Vivimos en una sociedad que idolatra el éxito. En esta carrera por la felicidad y la buena vida, sin que nos demos cuenta, el dinero y los bienes que adquirimos terminan poseyéndonos. ¿Cómo no caer en esta trampa?

 

  1. No huir de este defecto

Que nadie vea esta enfermedad de la codicia como una enfermedad pequeña”, dice san Juan Casiano.

“Quien ha cedido una vez a la lujuria de una pequeña suma de dinero y ha permitido que la codicia arraigue en su corazón, no puede evitar inflamarse pronto por un deseo más violento”.

  1. Tu dinero ¿De dónde viene?

“El tacaño es como un cerdo que come bellotas sin levanter la cabeza para saber de dónde vienen”. San Juan María Vianney.

“El hombre, en el uso que hace del dinero, nunca debe considerar que las cosas que legítimamente posee le pertenecen solo a él, sino que debe considerarlas comunes: en el sentido de que pueden beneficiar no solo a él, sino a los demás”. (Concilio Vaticano II)

  1. ¿Dónde está tu Tesoro?

“Allí estará también tu corazón”.

San Francisco de Sales da esta imagen: “Las águilas hacen sus nidos como una palma, y dejan en ellos una pequeña abertura en el costado de arriba; los ponen a la orilla del mar, y los hacen tan firmes e impenetrabkes que las olas los soprenden, que el agua no puede entrar nunca en ellos.

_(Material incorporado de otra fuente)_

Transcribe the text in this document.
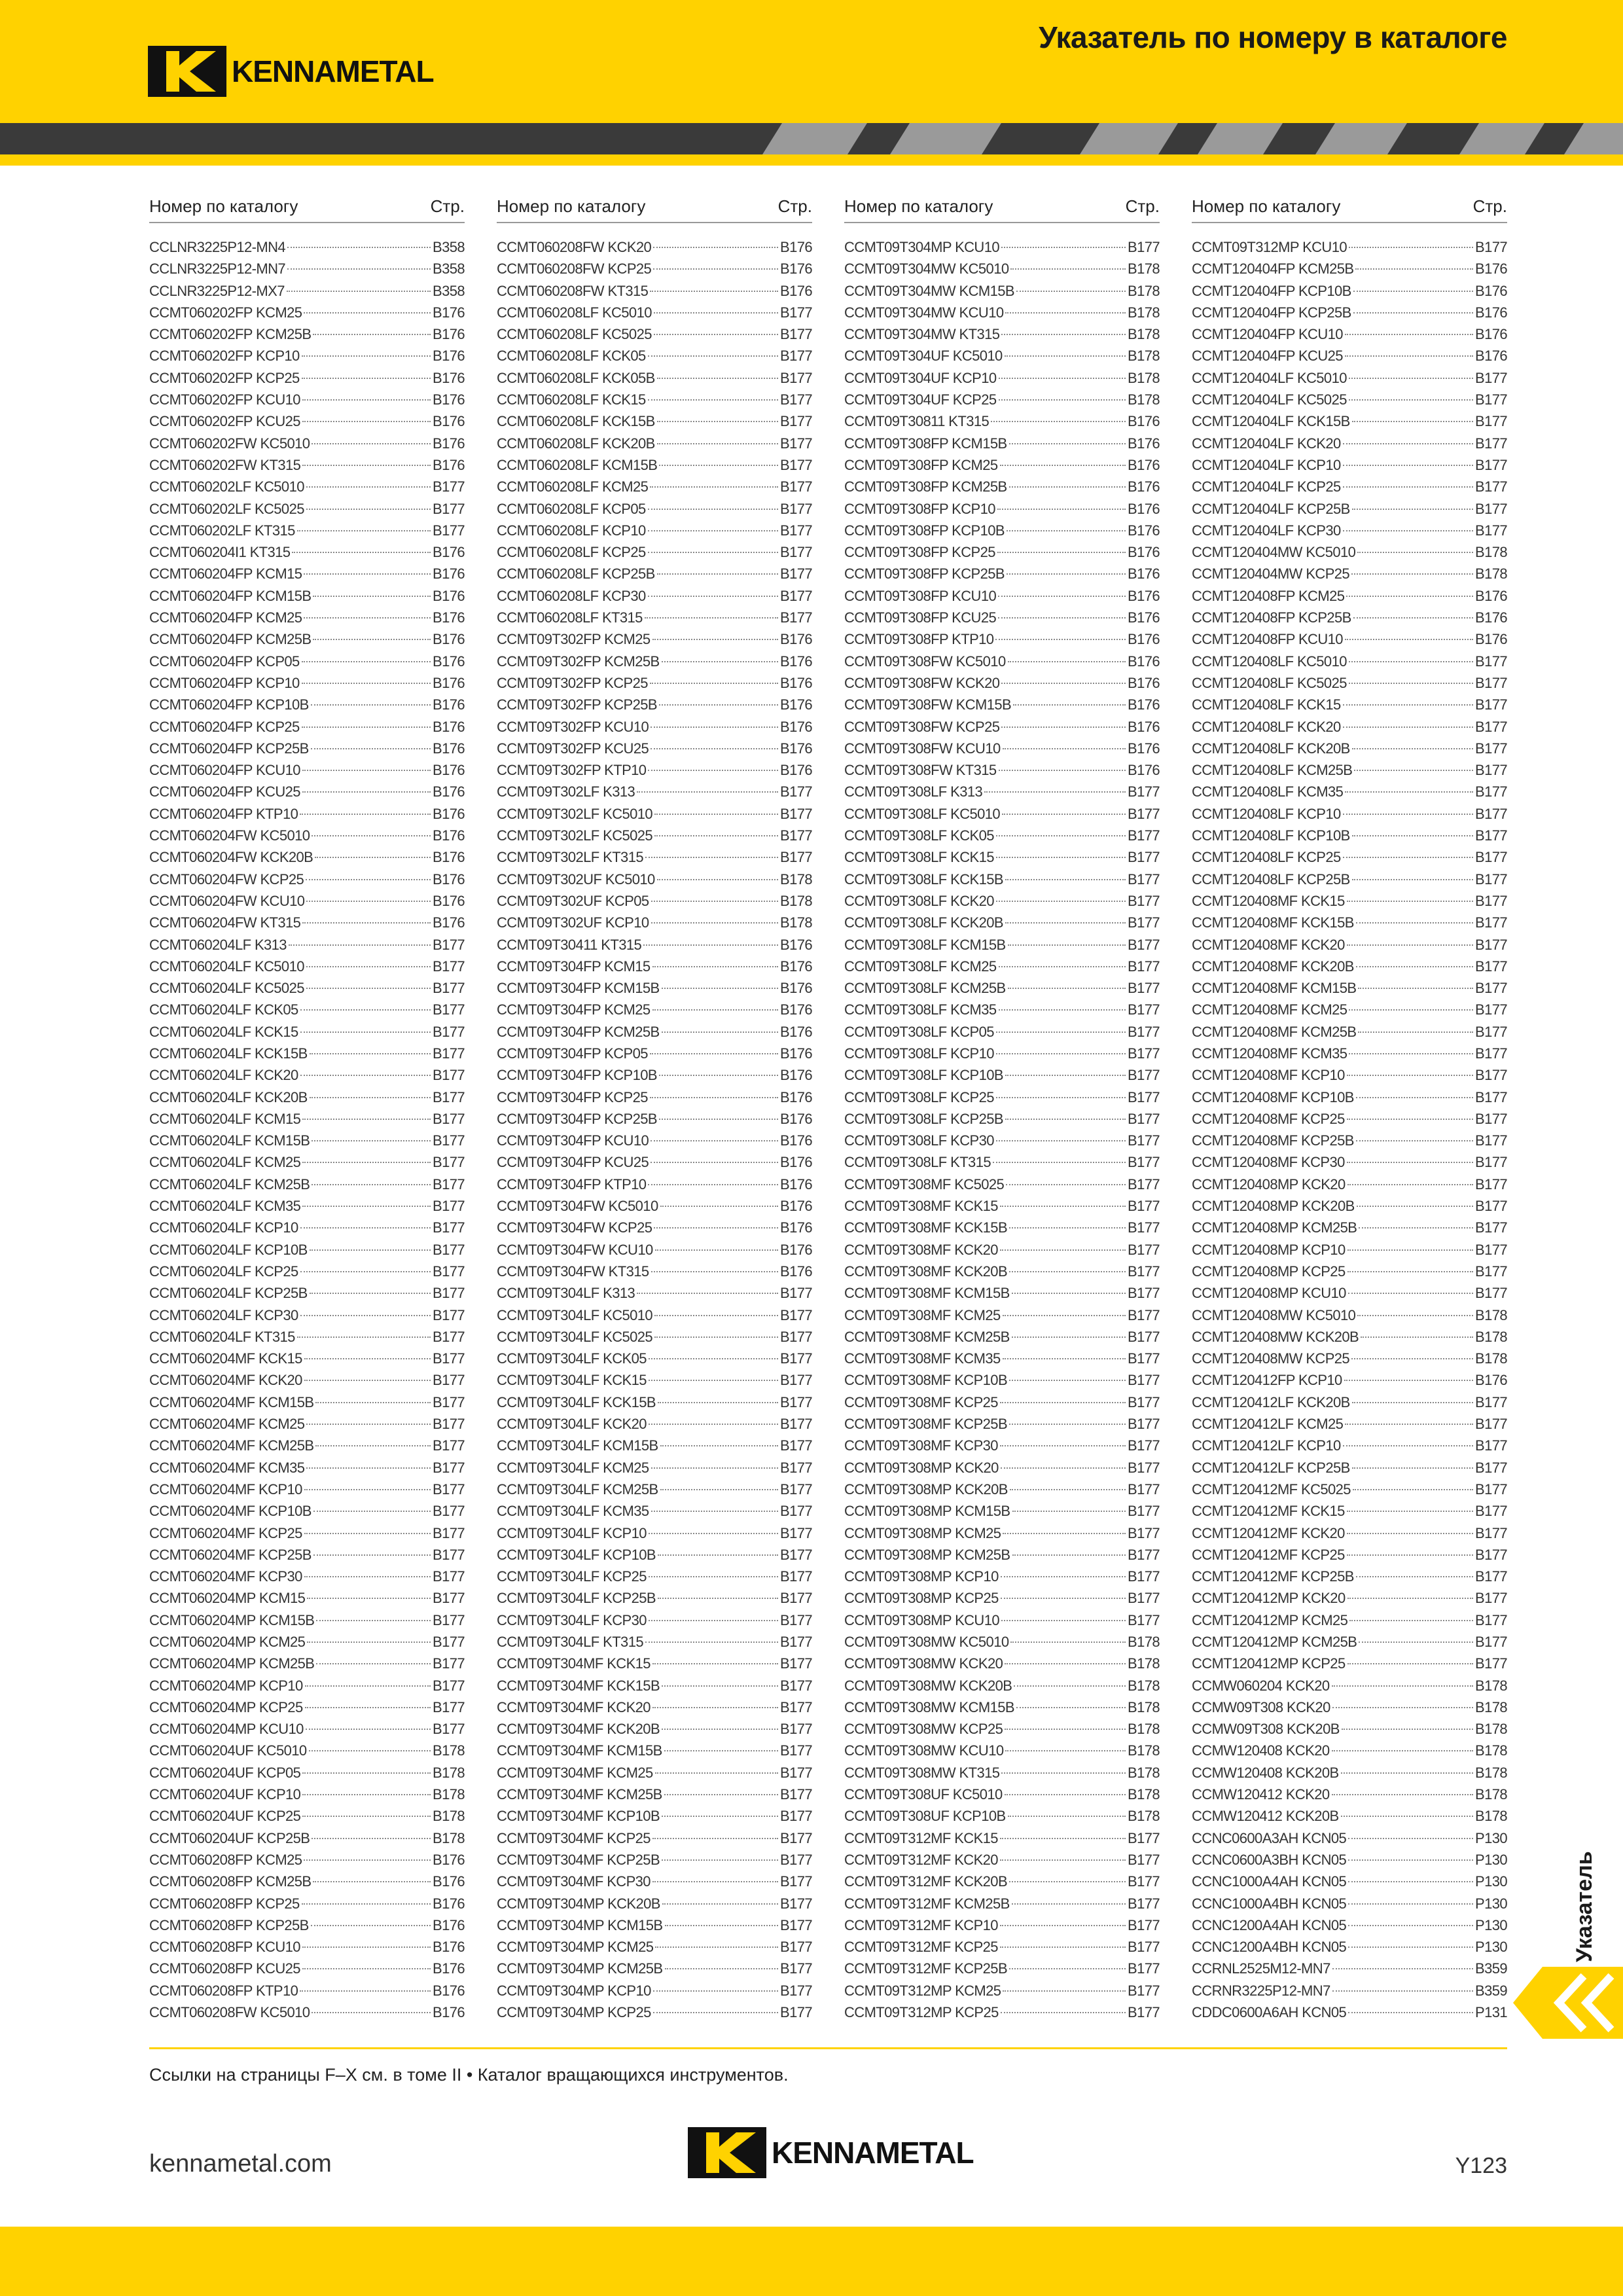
Указатель по номеру в каталоге
KENNAMETAL
Номер по каталогу	Стр.
CCLNR3225P12-MN4	B358
CCLNR3225P12-MN7	B358
CCLNR3225P12-MX7	B358
CCMT060202FP KCM25	B176
CCMT060202FP KCM25B	B176
CCMT060202FP KCP10	B176
CCMT060202FP KCP25	B176
CCMT060202FP KCU10	B176
CCMT060202FP KCU25	B176
CCMT060202FW KC5010	B176
CCMT060202FW KT315	B176
CCMT060202LF KC5010	B177
CCMT060202LF KC5025	B177
CCMT060202LF KT315	B177
CCMT060204I1 KT315	B176
CCMT060204FP KCM15	B176
CCMT060204FP KCM15B	B176
CCMT060204FP KCM25	B176
CCMT060204FP KCM25B	B176
CCMT060204FP KCP05	B176
CCMT060204FP KCP10	B176
CCMT060204FP KCP10B	B176
CCMT060204FP KCP25	B176
CCMT060204FP KCP25B	B176
CCMT060204FP KCU10	B176
CCMT060204FP KCU25	B176
CCMT060204FP KTP10	B176
CCMT060204FW KC5010	B176
CCMT060204FW KCK20B	B176
CCMT060204FW KCP25	B176
CCMT060204FW KCU10	B176
CCMT060204FW KT315	B176
CCMT060204LF K313	B177
CCMT060204LF KC5010	B177
CCMT060204LF KC5025	B177
CCMT060204LF KCK05	B177
CCMT060204LF KCK15	B177
CCMT060204LF KCK15B	B177
CCMT060204LF KCK20	B177
CCMT060204LF KCK20B	B177
CCMT060204LF KCM15	B177
CCMT060204LF KCM15B	B177
CCMT060204LF KCM25	B177
CCMT060204LF KCM25B	B177
CCMT060204LF KCM35	B177
CCMT060204LF KCP10	B177
CCMT060204LF KCP10B	B177
CCMT060204LF KCP25	B177
CCMT060204LF KCP25B	B177
CCMT060204LF KCP30	B177
CCMT060204LF KT315	B177
CCMT060204MF KCK15	B177
CCMT060204MF KCK20	B177
CCMT060204MF KCM15B	B177
CCMT060204MF KCM25	B177
CCMT060204MF KCM25B	B177
CCMT060204MF KCM35	B177
CCMT060204MF KCP10	B177
CCMT060204MF KCP10B	B177
CCMT060204MF KCP25	B177
CCMT060204MF KCP25B	B177
CCMT060204MF KCP30	B177
CCMT060204MP KCM15	B177
CCMT060204MP KCM15B	B177
CCMT060204MP KCM25	B177
CCMT060204MP KCM25B	B177
CCMT060204MP KCP10	B177
CCMT060204MP KCP25	B177
CCMT060204MP KCU10	B177
CCMT060204UF KC5010	B178
CCMT060204UF KCP05	B178
CCMT060204UF KCP10	B178
CCMT060204UF KCP25	B178
CCMT060204UF KCP25B	B178
CCMT060208FP KCM25	B176
CCMT060208FP KCM25B	B176
CCMT060208FP KCP25	B176
CCMT060208FP KCP25B	B176
CCMT060208FP KCU10	B176
CCMT060208FP KCU25	B176
CCMT060208FP KTP10	B176
CCMT060208FW KC5010	B176
Номер по каталогу	Стр.
CCMT060208FW KCK20	B176
CCMT060208FW KCP25	B176
CCMT060208FW KT315	B176
CCMT060208LF KC5010	B177
CCMT060208LF KC5025	B177
CCMT060208LF KCK05	B177
CCMT060208LF KCK05B	B177
CCMT060208LF KCK15	B177
CCMT060208LF KCK15B	B177
CCMT060208LF KCK20B	B177
CCMT060208LF KCM15B	B177
CCMT060208LF KCM25	B177
CCMT060208LF KCP05	B177
CCMT060208LF KCP10	B177
CCMT060208LF KCP25	B177
CCMT060208LF KCP25B	B177
CCMT060208LF KCP30	B177
CCMT060208LF KT315	B177
CCMT09T302FP KCM25	B176
CCMT09T302FP KCM25B	B176
CCMT09T302FP KCP25	B176
CCMT09T302FP KCP25B	B176
CCMT09T302FP KCU10	B176
CCMT09T302FP KCU25	B176
CCMT09T302FP KTP10	B176
CCMT09T302LF K313	B177
CCMT09T302LF KC5010	B177
CCMT09T302LF KC5025	B177
CCMT09T302LF KT315	B177
CCMT09T302UF KC5010	B178
CCMT09T302UF KCP05	B178
CCMT09T302UF KCP10	B178
CCMT09T30411 KT315	B176
CCMT09T304FP KCM15	B176
CCMT09T304FP KCM15B	B176
CCMT09T304FP KCM25	B176
CCMT09T304FP KCM25B	B176
CCMT09T304FP KCP05	B176
CCMT09T304FP KCP10B	B176
CCMT09T304FP KCP25	B176
CCMT09T304FP KCP25B	B176
CCMT09T304FP KCU10	B176
CCMT09T304FP KCU25	B176
CCMT09T304FP KTP10	B176
CCMT09T304FW KC5010	B176
CCMT09T304FW KCP25	B176
CCMT09T304FW KCU10	B176
CCMT09T304FW KT315	B176
CCMT09T304LF K313	B177
CCMT09T304LF KC5010	B177
CCMT09T304LF KC5025	B177
CCMT09T304LF KCK05	B177
CCMT09T304LF KCK15	B177
CCMT09T304LF KCK15B	B177
CCMT09T304LF KCK20	B177
CCMT09T304LF KCM15B	B177
CCMT09T304LF KCM25	B177
CCMT09T304LF KCM25B	B177
CCMT09T304LF KCM35	B177
CCMT09T304LF KCP10	B177
CCMT09T304LF KCP10B	B177
CCMT09T304LF KCP25	B177
CCMT09T304LF KCP25B	B177
CCMT09T304LF KCP30	B177
CCMT09T304LF KT315	B177
CCMT09T304MF KCK15	B177
CCMT09T304MF KCK15B	B177
CCMT09T304MF KCK20	B177
CCMT09T304MF KCK20B	B177
CCMT09T304MF KCM15B	B177
CCMT09T304MF KCM25	B177
CCMT09T304MF KCM25B	B177
CCMT09T304MF KCP10B	B177
CCMT09T304MF KCP25	B177
CCMT09T304MF KCP25B	B177
CCMT09T304MF KCP30	B177
CCMT09T304MP KCK20B	B177
CCMT09T304MP KCM15B	B177
CCMT09T304MP KCM25	B177
CCMT09T304MP KCM25B	B177
CCMT09T304MP KCP10	B177
CCMT09T304MP KCP25	B177
Номер по каталогу	Стр.
CCMT09T304MP KCU10	B177
CCMT09T304MW KC5010	B178
CCMT09T304MW KCM15B	B178
CCMT09T304MW KCU10	B178
CCMT09T304MW KT315	B178
CCMT09T304UF KC5010	B178
CCMT09T304UF KCP10	B178
CCMT09T304UF KCP25	B178
CCMT09T30811 KT315	B176
CCMT09T308FP KCM15B	B176
CCMT09T308FP KCM25	B176
CCMT09T308FP KCM25B	B176
CCMT09T308FP KCP10	B176
CCMT09T308FP KCP10B	B176
CCMT09T308FP KCP25	B176
CCMT09T308FP KCP25B	B176
CCMT09T308FP KCU10	B176
CCMT09T308FP KCU25	B176
CCMT09T308FP KTP10	B176
CCMT09T308FW KC5010	B176
CCMT09T308FW KCK20	B176
CCMT09T308FW KCM15B	B176
CCMT09T308FW KCP25	B176
CCMT09T308FW KCU10	B176
CCMT09T308FW KT315	B176
CCMT09T308LF K313	B177
CCMT09T308LF KC5010	B177
CCMT09T308LF KCK05	B177
CCMT09T308LF KCK15	B177
CCMT09T308LF KCK15B	B177
CCMT09T308LF KCK20	B177
CCMT09T308LF KCK20B	B177
CCMT09T308LF KCM15B	B177
CCMT09T308LF KCM25	B177
CCMT09T308LF KCM25B	B177
CCMT09T308LF KCM35	B177
CCMT09T308LF KCP05	B177
CCMT09T308LF KCP10	B177
CCMT09T308LF KCP10B	B177
CCMT09T308LF KCP25	B177
CCMT09T308LF KCP25B	B177
CCMT09T308LF KCP30	B177
CCMT09T308LF KT315	B177
CCMT09T308MF KC5025	B177
CCMT09T308MF KCK15	B177
CCMT09T308MF KCK15B	B177
CCMT09T308MF KCK20	B177
CCMT09T308MF KCK20B	B177
CCMT09T308MF KCM15B	B177
CCMT09T308MF KCM25	B177
CCMT09T308MF KCM25B	B177
CCMT09T308MF KCM35	B177
CCMT09T308MF KCP10B	B177
CCMT09T308MF KCP25	B177
CCMT09T308MF KCP25B	B177
CCMT09T308MF KCP30	B177
CCMT09T308MP KCK20	B177
CCMT09T308MP KCK20B	B177
CCMT09T308MP KCM15B	B177
CCMT09T308MP KCM25	B177
CCMT09T308MP KCM25B	B177
CCMT09T308MP KCP10	B177
CCMT09T308MP KCP25	B177
CCMT09T308MP KCU10	B177
CCMT09T308MW KC5010	B178
CCMT09T308MW KCK20	B178
CCMT09T308MW KCK20B	B178
CCMT09T308MW KCM15B	B178
CCMT09T308MW KCP25	B178
CCMT09T308MW KCU10	B178
CCMT09T308MW KT315	B178
CCMT09T308UF KC5010	B178
CCMT09T308UF KCP10B	B178
CCMT09T312MF KCK15	B177
CCMT09T312MF KCK20	B177
CCMT09T312MF KCK20B	B177
CCMT09T312MF KCM25B	B177
CCMT09T312MF KCP10	B177
CCMT09T312MF KCP25	B177
CCMT09T312MF KCP25B	B177
CCMT09T312MP KCM25	B177
CCMT09T312MP KCP25	B177
Номер по каталогу	Стр.
CCMT09T312MP KCU10	B177
CCMT120404FP KCM25B	B176
CCMT120404FP KCP10B	B176
CCMT120404FP KCP25B	B176
CCMT120404FP KCU10	B176
CCMT120404FP KCU25	B176
CCMT120404LF KC5010	B177
CCMT120404LF KC5025	B177
CCMT120404LF KCK15B	B177
CCMT120404LF KCK20	B177
CCMT120404LF KCP10	B177
CCMT120404LF KCP25	B177
CCMT120404LF KCP25B	B177
CCMT120404LF KCP30	B177
CCMT120404MW KC5010	B178
CCMT120404MW KCP25	B178
CCMT120408FP KCM25	B176
CCMT120408FP KCP25B	B176
CCMT120408FP KCU10	B176
CCMT120408LF KC5010	B177
CCMT120408LF KC5025	B177
CCMT120408LF KCK15	B177
CCMT120408LF KCK20	B177
CCMT120408LF KCK20B	B177
CCMT120408LF KCM25B	B177
CCMT120408LF KCM35	B177
CCMT120408LF KCP10	B177
CCMT120408LF KCP10B	B177
CCMT120408LF KCP25	B177
CCMT120408LF KCP25B	B177
CCMT120408MF KCK15	B177
CCMT120408MF KCK15B	B177
CCMT120408MF KCK20	B177
CCMT120408MF KCK20B	B177
CCMT120408MF KCM15B	B177
CCMT120408MF KCM25	B177
CCMT120408MF KCM25B	B177
CCMT120408MF KCM35	B177
CCMT120408MF KCP10	B177
CCMT120408MF KCP10B	B177
CCMT120408MF KCP25	B177
CCMT120408MF KCP25B	B177
CCMT120408MF KCP30	B177
CCMT120408MP KCK20	B177
CCMT120408MP KCK20B	B177
CCMT120408MP KCM25B	B177
CCMT120408MP KCP10	B177
CCMT120408MP KCP25	B177
CCMT120408MP KCU10	B177
CCMT120408MW KC5010	B178
CCMT120408MW KCK20B	B178
CCMT120408MW KCP25	B178
CCMT120412FP KCP10	B176
CCMT120412LF KCK20B	B177
CCMT120412LF KCM25	B177
CCMT120412LF KCP10	B177
CCMT120412LF KCP25B	B177
CCMT120412MF KC5025	B177
CCMT120412MF KCK15	B177
CCMT120412MF KCK20	B177
CCMT120412MF KCP25	B177
CCMT120412MF KCP25B	B177
CCMT120412MP KCK20	B177
CCMT120412MP KCM25	B177
CCMT120412MP KCM25B	B177
CCMT120412MP KCP25	B177
CCMW060204 KCK20	B178
CCMW09T308 KCK20	B178
CCMW09T308 KCK20B	B178
CCMW120408 KCK20	B178
CCMW120408 KCK20B	B178
CCMW120412 KCK20	B178
CCMW120412 KCK20B	B178
CCNC0600A3AH KCN05	P130
CCNC0600A3BH KCN05	P130
CCNC1000A4AH KCN05	P130
CCNC1000A4BH KCN05	P130
CCNC1200A4AH KCN05	P130
CCNC1200A4BH KCN05	P130
CCRNL2525M12-MN7	B359
CCRNR3225P12-MN7	B359
CDDC0600A6AH KCN05	P131
Указатель
Ссылки на страницы F–X см. в томе II • Каталог вращающихся инструментов.
kennametal.com	KENNAMETAL	Y123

Tu corazón debe ser así, abierto solo al cielo, e impenetrable a las riquezas y a las cosas obsoletas”.

  1. Sé generoso

Practical as virtudes contrarias. Dar sin retorno, sin demora y sin restricciones. “Den gratuitamente” (Mt 10,8); “Den, y se les dará porque la medida con la que ustedes midan, también se usará para ustedes” (Lc 6, 38).

El Antiguo Testamento pide pagar a Dios el diezmo, es decir, una décima parte de sus ingresos (no sus gananacias), pero es mucho más por gratitude a Cristo el Salvador, que uno debe establecer la cantidad de donativo a la Iglesia.

  1. Da a los pobres

San Basilio gritó literalmente al “hombre rico” que “evita los encuentros para no verse obligado a dejar escapar la más minima limosna. Sólo sabes una palabra: “No tengo nada, no dare nada, porque soy pobre”. Sí, eres pobre, no posees nada de bienes: eres pobre en amor, pobre en bondad, pobre de fe en Dios, pobre en esperanza eterna.

Consejo práctico: Tener algo de cambio en el bolsillo, no dar a todos los mendigos, solo a un número decidido de antemano, dar sin juzgar, sin clasificar (no , no él porque beberá), finalmene dar dándose a sí mismo, con una sonrisa o una palabra.

 

  1. Cambia la perspectiva

En lugar de dar cuando ya hayas satisfecho tus propias necesidades, establece de antemano cuánto dinero darás a las organizaciones benéficas con las que colaboras para ayudar a los más débiles.

  1. Ve a la raíz

Acuérdate de la parabola del que acumula riquezas por seguridad: “Pero Dios le dijo: ‘Insensato, esta misma noche vas a morir. ¿Y para quién sera lo que has amontonado?’ (Lc 12,20). Sin embargo, el abandono a la Providencia nunca ha sido improvisación. No se trata solo de una cuestión de prudencia (ahorrar para la educación futura de los hijos), sino también de justicia (evitar depender lo más possible de nuestros conciudadanos).

  1. Se concreto en el don

Podemos pensar en qué gastas tu dinero ¿Ha sido realmente útil lo que he comprado a lo largo del año (ropa, utensilios, etc.)?

San Ignacio de Loyola en “Las reglas en la distribución de la limosna”, da el ejemplo de ‘San Joaquín y Santa Ana que, cada año, hacían tres porciones de sus bienes: una para los pobres, la segunda para el servicio de Templo y el culto, reseverando finalmente la tercera para las necesidades de los pobres”.

  1. Practica el desprendimiento

“Un pequeño fuego es suficiente para quemar mucha leña; y con una sola virtud, escapamos de todas las pasiones que acabamos de decir. Esta virtud se llama desprendimiento: es generada por la experiencia y el gusto de Dios, y por el pensamiento del balance que debe darse en la hora de la muerte”. san Juan Clímaco.